Protect Children's Teeth by Donating Halloween Candy to the Troops
If you are left with scores of candy from Halloween's trick or treat and want to help your children from getting yet another sugar high, you may be able to drop off your excess candy at dentist's offices around the nation.
Due to the fact that candy is bad for children's teeth and waistlines, dentist offices through the United States have started buy back programs. Even though these programs might differ from one another, their main goal is the same: limit candy consumption.
Cash for Candy, the Halloween candy buy back program, works with Operation Gratitude. Dentist offices that sign up pay children one dollar per pound of unwrapped candy. The candy is then sent to troops aboard.
One office is using a raffle system with an iPad as the coveted prize. Another office is offering a gift certificate on top of the dollar per pound system worth $50 for the child who brings in the heaviest bag of candy. The children who place second and third will received a $25 gift certificate each.
Meanwhile dentists are warning parents of the effects of having too much candy.

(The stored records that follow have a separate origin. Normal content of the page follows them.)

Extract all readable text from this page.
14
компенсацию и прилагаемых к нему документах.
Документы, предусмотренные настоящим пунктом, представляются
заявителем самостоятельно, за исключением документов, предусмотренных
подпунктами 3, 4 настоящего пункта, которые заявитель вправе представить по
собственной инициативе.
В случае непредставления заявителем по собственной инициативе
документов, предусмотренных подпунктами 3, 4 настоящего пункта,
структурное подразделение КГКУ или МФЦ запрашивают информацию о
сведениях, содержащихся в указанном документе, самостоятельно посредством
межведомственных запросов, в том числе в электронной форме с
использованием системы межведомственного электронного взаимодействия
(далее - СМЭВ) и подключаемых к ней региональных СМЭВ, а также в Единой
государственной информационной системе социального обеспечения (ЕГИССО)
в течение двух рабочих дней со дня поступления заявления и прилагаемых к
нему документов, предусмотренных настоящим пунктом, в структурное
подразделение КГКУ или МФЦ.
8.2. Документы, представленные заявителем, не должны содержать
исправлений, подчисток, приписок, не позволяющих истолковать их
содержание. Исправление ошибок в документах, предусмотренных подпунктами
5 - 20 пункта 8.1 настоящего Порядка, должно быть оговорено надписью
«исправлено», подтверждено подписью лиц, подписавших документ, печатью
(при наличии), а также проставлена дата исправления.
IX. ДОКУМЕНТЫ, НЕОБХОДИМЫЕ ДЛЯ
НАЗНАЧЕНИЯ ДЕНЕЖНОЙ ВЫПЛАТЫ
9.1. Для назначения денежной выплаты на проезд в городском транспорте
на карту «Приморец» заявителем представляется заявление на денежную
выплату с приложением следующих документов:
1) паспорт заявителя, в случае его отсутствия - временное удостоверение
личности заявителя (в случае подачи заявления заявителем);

"Sticky, chewy candies are cavity-causing culprits," Dr. Connie White, a dentist and Academy of General Dentistry spokeswoman, said in an academy news release. "Gummies, taffy, caramel -- they all get stuck in the pits and grooves of teeth, where it's nearly impossible for saliva to wash them away. The longer that candy remains stuck in the teeth, the higher the risk of developing cavities."
In general, children should brush their teeth after having candy. If a toothbrush isn't handy, give children a glass of water to wash away the sugars.